I recently came across the following story told by Rabbi Efrem Goldberg of Boca Raton. A 70-year-old woman had a heart attack and was rushed to the hospital. While on the operating table she had a near-death experience and asked Hashem if her time was up. He told her directly that she had a bit over 23 years left to live. The woman figured she would take advantage of the situation and maximize her time in the hospital. She opted for a face-lift, liposuction, changed her hairstyle, and decided to get colored lenses to complete her total makeover. She thought this would be worthwhile since she had many more years on earth. When she came home from the hospital she was crossing the street and got hit by a car. Arriving at Hashem’s doorstep, she demanded, “I thought you said I have another 23 years left; why didn’t You save me from the speeding car?!” Hashem answered her, “I would have, but I couldn’t recognize you.”
In Western society, superficial beauty is highly prized. However, in Jewish culture, the value of beauty in and of itself is not in sync with our values and priorities. As quoted in the Proverbs of Shlomo HaMelech, which we recite in Eishes Chayil every Friday night, “Sheker hachein v’hevel hayofi. Ishah yiras Hashem hi tis’halal.” We can certainly find the concept of beauty in the mitzvos of Sukkos.
This week, Jews all over the world will be joyously celebrating Sukkos by following the command to take a “pri eitz hadar,” i.e., an esrog. We are all aware that there are thousands of varieties of citrus fruits in the world. How do we know that pri eitz hadar actually refers to the esrog?
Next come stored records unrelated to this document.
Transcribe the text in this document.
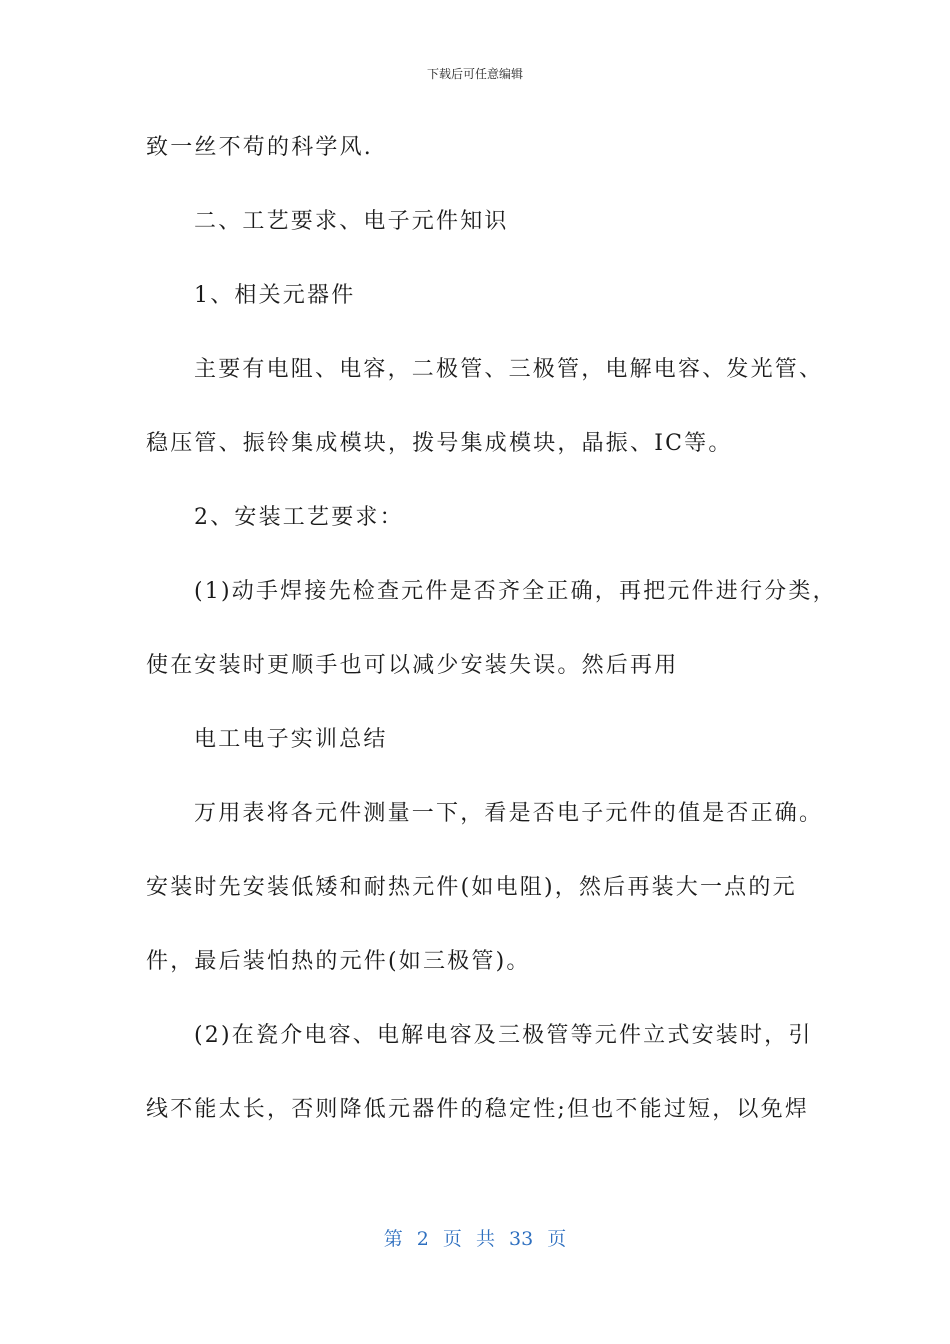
下载后可任意编辑
致一丝不苟的科学风.
二、工艺要求、电子元件知识
1、相关元器件
主要有电阻、电容，二极管、三极管，电解电容、发光管、
稳压管、振铃集成模块，拨号集成模块，晶振、IC等。
2、安装工艺要求：
(1)动手焊接先检查元件是否齐全正确，再把元件进行分类，
使在安装时更顺手也可以减少安装失误。然后再用
电工电子实训总结
万用表将各元件测量一下，看是否电子元件的值是否正确。
安装时先安装低矮和耐热元件(如电阻)，然后再装大一点的元
件，最后装怕热的元件(如三极管)。
(2)在瓷介电容、电解电容及三极管等元件立式安装时，引
线不能太长，否则降低元器件的稳定性;但也不能过短，以免焊
第 2 页 共 33 页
The word “hadar” means beautiful, and “dar” means to dwell. An esrog is the citrus fruit that continuously dwells all year round, as opposed to the others, which are seasonal. The Jewish definition of beauty does not necessarily represent the superficial or solely aesthetic. It views beauty as the ability to endure.
Another place we find the world hadar is in the command “V’hadarta p’nei zakein,” to honor the beautiful faces of the elderly. Despite their weathered and wrinkled skin, the beauty of the aged is in their wisdom, strength, and determination to persevere and continuously serve Hashem, despite the difficult times.
Sukkos personifies our transient existence in this world, and thus we are commanded to reside in huts for the duration of the Yom Tov. However, at the same time, we affirm the eternity of B’nei Yisrael by taking hold of an esrog, which represents the beauty of eternal continuity. The esrog is a beautiful fruit because of its endurance despite any weather conditions. It is a fruit that blossoms and can withstand all the harsh elements, including heat, cold, and stormy winds. These contrasting concepts seem to establish our viewpoint on beauty, which is the triumph to continue and carry on despite our daily challenges and struggles.
Wishing everyone a beautiful Sukkos and a chag samei’ach!
Risselle Naimark is a Professional Freelance Makeup Artist and Skincare Consultant. She carries an extensive line of personalized skincare, cosmetics, and anti-aging products. Risselle is also available for weddings, Bar Mitzvahs, makeup lessons, and all of your beauty needs. She can be reached at 718 263-5517.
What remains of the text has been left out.